In the first test of public opinion since the 13 November terrorist attacks that killed 130 people in Paris, the FN came first nationally in the regional elections' first round on 6 December and polled ahead in at least six out of 13 regions in mainland France.
With such strong support, the hardline FN could go on to win a region for the first time in the party's history.
When will the results be known?
The majority of polling stations will open at 8am and close at 6pm. Larger cities including Paris, Lyon, Lille, Montpellier, Rennes, Cannes, Nice, Marseille, Toulouse, Grenoble and Nantes will provide longer opening hours, but voting will end at 8pm across the whole territory.
It is at 8pm precisely that the first estimates – published by independent market research companies – will be made public, with the results falling region by region.
Where to watch them?
The majority of French TV channels, including TF1, France 2, France 3, M6, LCI, BFM TV and iTélé, will have live coverage of the results.
In the UK, most 24-hour news channels such as BBC News Channel, Sky News, ITV News, and CNN and Bloomberg will also cover the results.
What can we expect?
After the first round of voting, FN now leads in six of the newly created 13 super regions: Nord-Pas de Calais-Picardie, Alsace-Champagne-Ardennes-Lorraine, Bourgogne-Franche-Comté, Provence-Alpes-Côte d'Azur, Languedoc-Roussillon Midi-Pyrénées and Centre-Val de Loire.
Leader Marine Le Pen came first in the Nord-Pas-de-Calais-Picardie in the north, while her 26-year-old niece, Marion Marechal-Le Pen, also shattered previous records for the party as she gained more than 40% in the Provence-Alpes-Côte-d'Azur, in the south-east.
While it is very unlikely that FN will win the six regions, it stood a good chance in at least three of them: Alsace-Champagne-Ardennes-Lorraine; Bourgogne-Franche-Comté and Provence-Alpes-Côte d'Azur.
In some regions where FN is leading the polls (Nord-Pas de Calais-Picardie and Provence-Alpes-Côte d'Azur), the third-placed Socialist candidates have used old tactics by pulling out of the elections and asking the public to block the FN by voting for the centre-Right candidates running for former president Nicolas Sarkozy's Les Republicains party.
Only in the eastern Alsace-Champagne Ardenne-Lorraine region has PS candidate Jean-Pierre Masseret decided to go against his party's instructions and stay in the run, despite coming third in the first round.
However, if current polls prove accurate, the FN's highest profile figures could lose their regional election fight, as socialist voters are expected to vote en masse for the Republicains to block the FN rise.
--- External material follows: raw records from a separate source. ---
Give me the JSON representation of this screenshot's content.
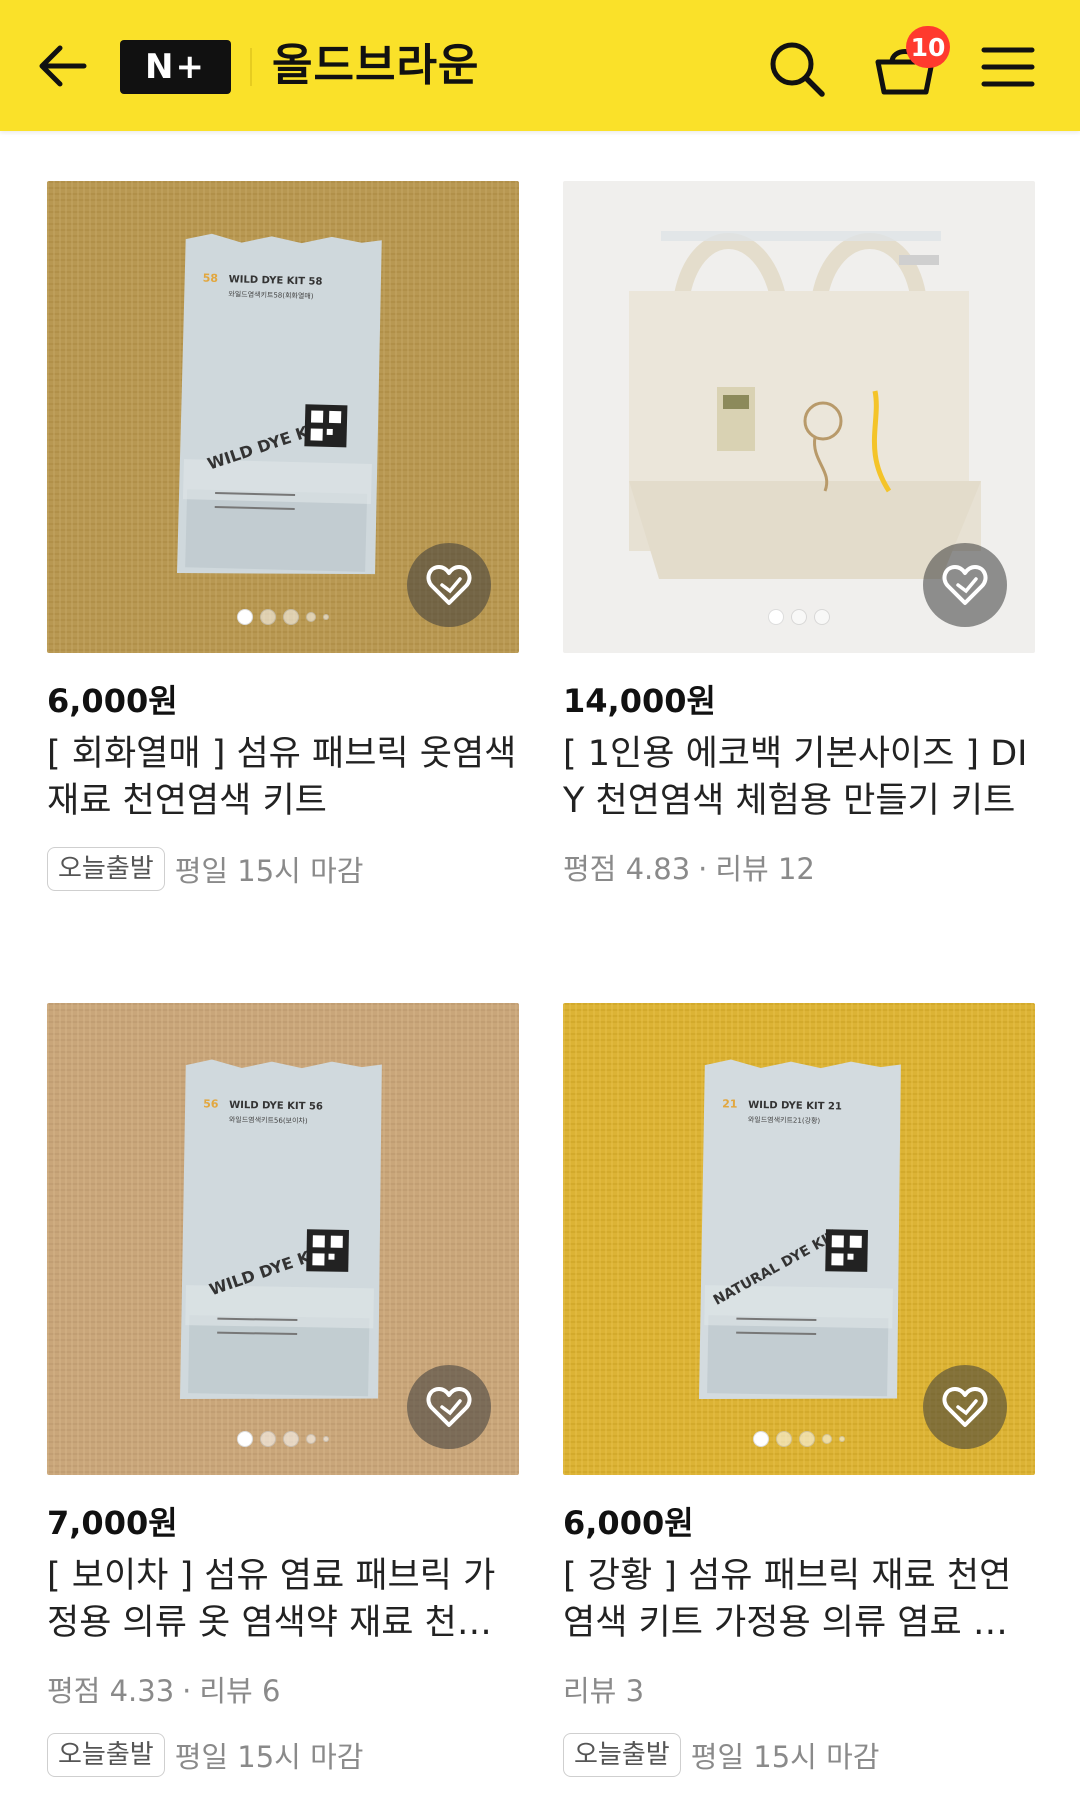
{
  "header": {
    "logo_text": "N+",
    "store_name": "올드브라운",
    "cart_count": "10",
    "icons": [
      "back-arrow-icon",
      "search-icon",
      "basket-icon",
      "hamburger-menu-icon"
    ],
    "bg_color": "#fae129"
  },
  "products": [
    {
      "price": "6,000원",
      "title": "[ 회화열매 ] 섬유 패브릭 옷염색 재료 천연염색 키트",
      "badge": "오늘출발",
      "shipping_note": "평일 15시 마감",
      "image": {
        "bg_color": "#b89852",
        "pkg_number": "58",
        "pkg_title": "WILD DYE KIT 58",
        "pkg_subtitle": "와일드염색키트58(회화열매)",
        "pkg_label": "WILD DYE KIT",
        "dot_count": 5
      }
    },
    {
      "price": "14,000원",
      "title": "[ 1인용 에코백 기본사이즈 ] DIY 천연염색 체험용 만들기 키트",
      "rating": "평점 4.83",
      "reviews": "리뷰 12",
      "image": {
        "bg_color": "#f0efed",
        "dot_count": 3
      }
    },
    {
      "price": "7,000원",
      "title": "[ 보이차 ] 섬유 염료 패브릭 가정용 의류 옷 염색약 재료 천연염색 키트",
      "rating": "평점 4.33",
      "reviews": "리뷰 6",
      "badge": "오늘출발",
      "shipping_note": "평일 15시 마감",
      "image": {
        "bg_color": "#c9a67a",
        "pkg_number": "56",
        "pkg_title": "WILD DYE KIT 56",
        "pkg_subtitle": "와일드염색키트56(보이차)",
        "pkg_label": "WILD DYE KIT",
        "dot_count": 5
      }
    },
    {
      "price": "6,000원",
      "title": "[ 강황 ] 섬유 패브릭 재료 천연염색 키트 가정용 의류 염료 옷 염색약",
      "reviews": "리뷰 3",
      "badge": "오늘출발",
      "shipping_note": "평일 15시 마감",
      "image": {
        "bg_color": "#dcb335",
        "pkg_number": "21",
        "pkg_title": "WILD DYE KIT 21",
        "pkg_subtitle": "와일드염색키트21(강황)",
        "pkg_label": "NATURAL DYE KIT",
        "dot_count": 5
      }
    }
  ]
}
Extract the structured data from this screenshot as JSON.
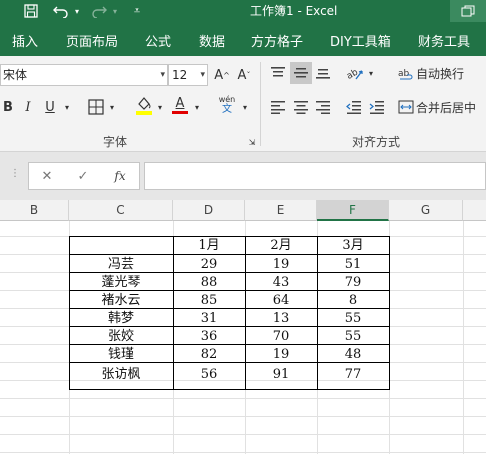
{
  "titlebar": {
    "title": "工作簿1  -  Excel",
    "icons": [
      "save-icon",
      "undo-icon",
      "redo-icon",
      "customize-qat-icon",
      "restore-icon"
    ],
    "background": "#217346"
  },
  "tabs": [
    "插入",
    "页面布局",
    "公式",
    "数据",
    "方方格子",
    "DIY工具箱",
    "财务工具"
  ],
  "ribbon": {
    "font_name": "宋体",
    "font_size": "12",
    "grow_font": "A^",
    "shrink_font": "Aˇ",
    "bold": "B",
    "italic": "I",
    "underline": "U",
    "font_color_letter": "A",
    "wen_top": "wén",
    "wen_bottom": "文",
    "wrap_text": "自动换行",
    "merge_center": "合并后居中",
    "font_group_label": "字体",
    "align_group_label": "对齐方式",
    "highlight_color": "#ffff00",
    "font_color": "#e00000"
  },
  "formula_bar": {
    "cancel": "✕",
    "enter": "✓",
    "fx": "fx",
    "value": ""
  },
  "columns": [
    "B",
    "C",
    "D",
    "E",
    "F",
    "G"
  ],
  "selected_column": "F",
  "table": {
    "headers": [
      "",
      "1月",
      "2月",
      "3月"
    ],
    "rows": [
      [
        "冯芸",
        "29",
        "19",
        "51"
      ],
      [
        "蓬光琴",
        "88",
        "43",
        "79"
      ],
      [
        "褚水云",
        "85",
        "64",
        "8"
      ],
      [
        "韩梦",
        "31",
        "13",
        "55"
      ],
      [
        "张姣",
        "36",
        "70",
        "55"
      ],
      [
        "钱瑾",
        "82",
        "19",
        "48"
      ],
      [
        "张访枫",
        "56",
        "91",
        "77"
      ]
    ]
  }
}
According to a TNS Sofres survey, more than three quarters of Socialist sympathisers are prepared to return to the ballot box to vote centre-Right.
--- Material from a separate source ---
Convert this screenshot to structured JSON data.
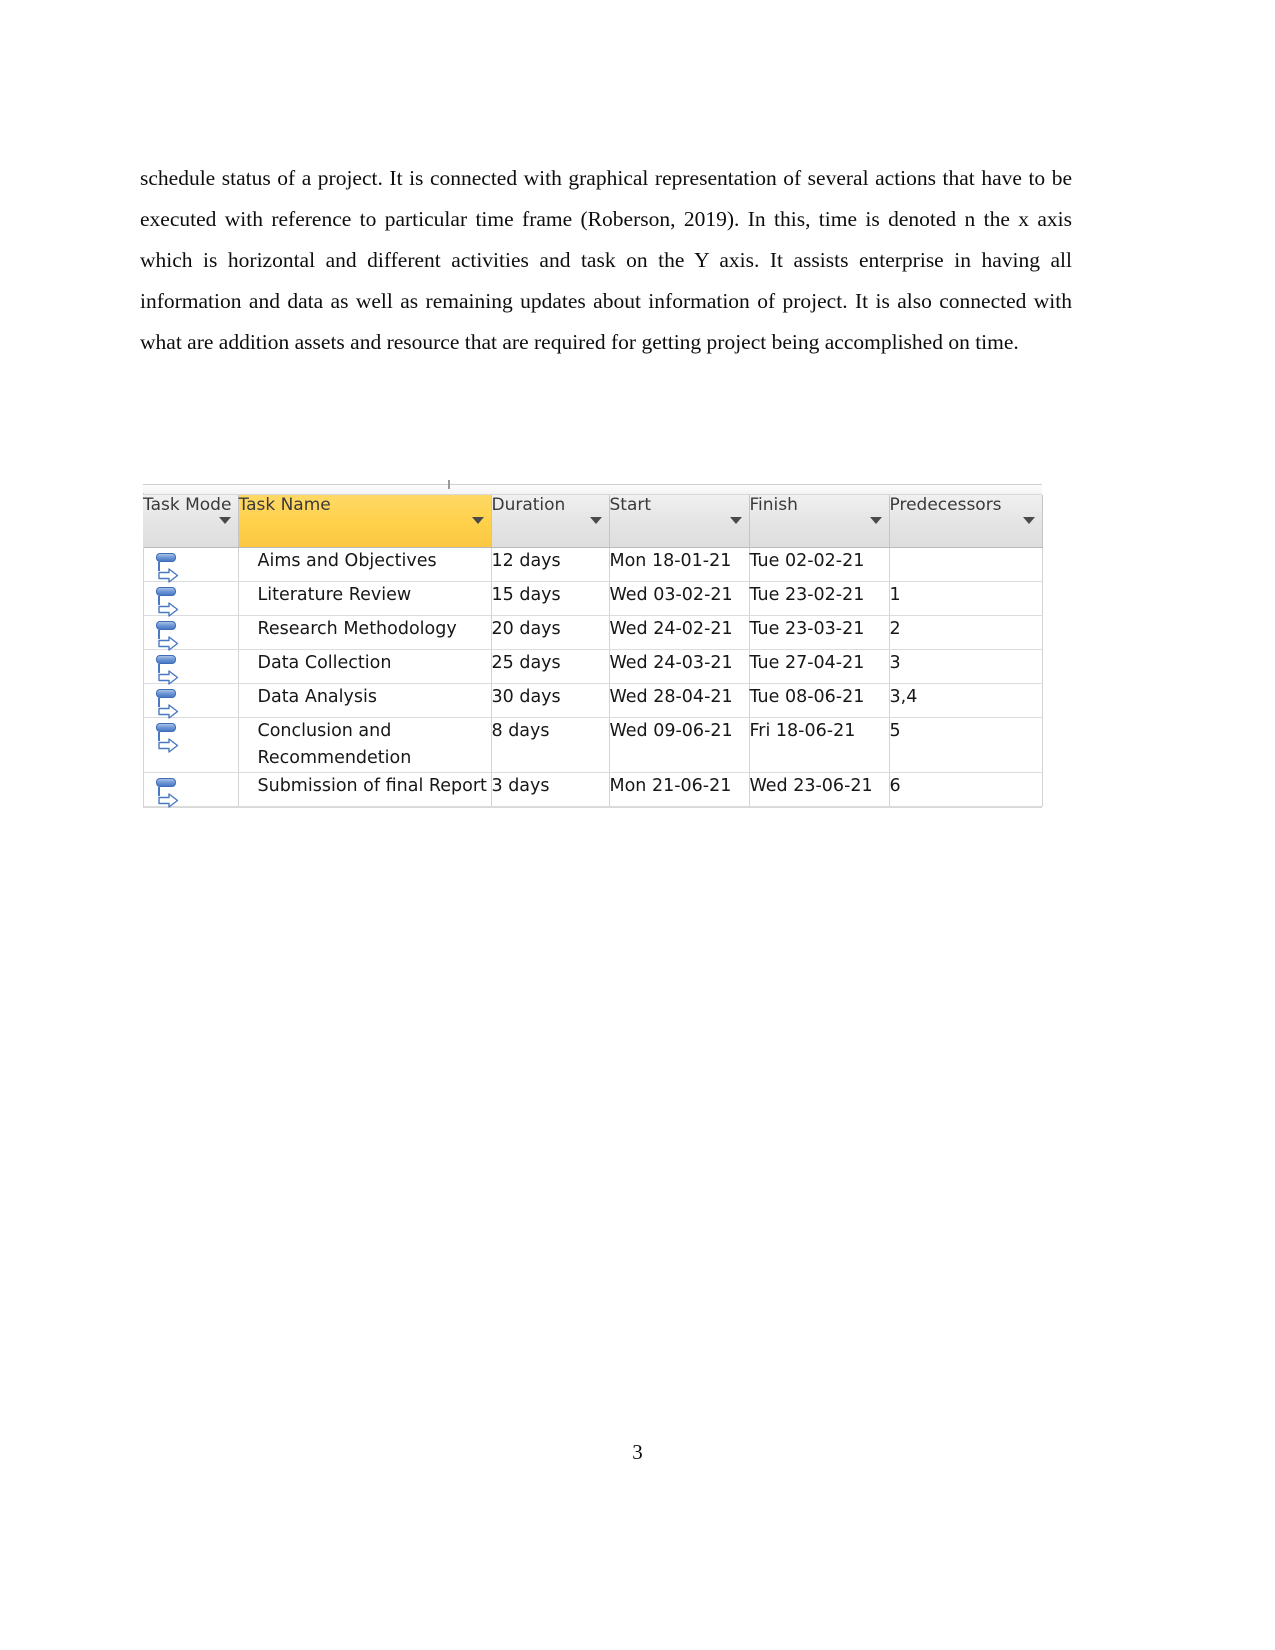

After the poll showed tactical voting could keep the FN out of power in key regions, Marine Le Pen lashed out at what she called "undemocratic" behaviour by mainstream parties.
"They can do nothing against the survival instinct of the people," Le Pen said, during a campaign rally, before calling on sympathisers to vote to counter what she called a "state defamation campaign ... unworthy of a modern democracy".
Why do the election results matter?
Real power is at stake, as regions make regional economic plans, allocate development funds, and oversee a number of key government functions including public transport and the management of public high schools. Regions also determine funding for NGOs and arts and culture initiatives.
But the upcoming French regional elections may also be a barometer of the results in the 2017 presidential elections.
The ruling Socialists, which runs a deeply unpopular national government under President Francois Hollande, suffered a drawback and Sarkozy's opposition Republicains party appears splintered, commentators are warning.
Le Monde columnists Françoise Fressoz described Socialist candidate Jean-Pierre Masseret's decision to stay in the run as a "revolt". "You can see there is the beginning of an upheaval from local elected officials against the instructions (from the party) that shows their front may not be as solid as it may have been in the past".
Sarkozy's decision to refuse to ask his candidates to "withdraw or merge" to turn the run-offs into duels to keep the FN out has also highlighted cracks within his own conservative party (previously known as Union for a Popular Movement (UMP)) party.
Indeed, a number of his own party representatives have criticised the move, leading Fressoz to believe that if the Republicains front "works less and less well it's because it is contested, even at its base".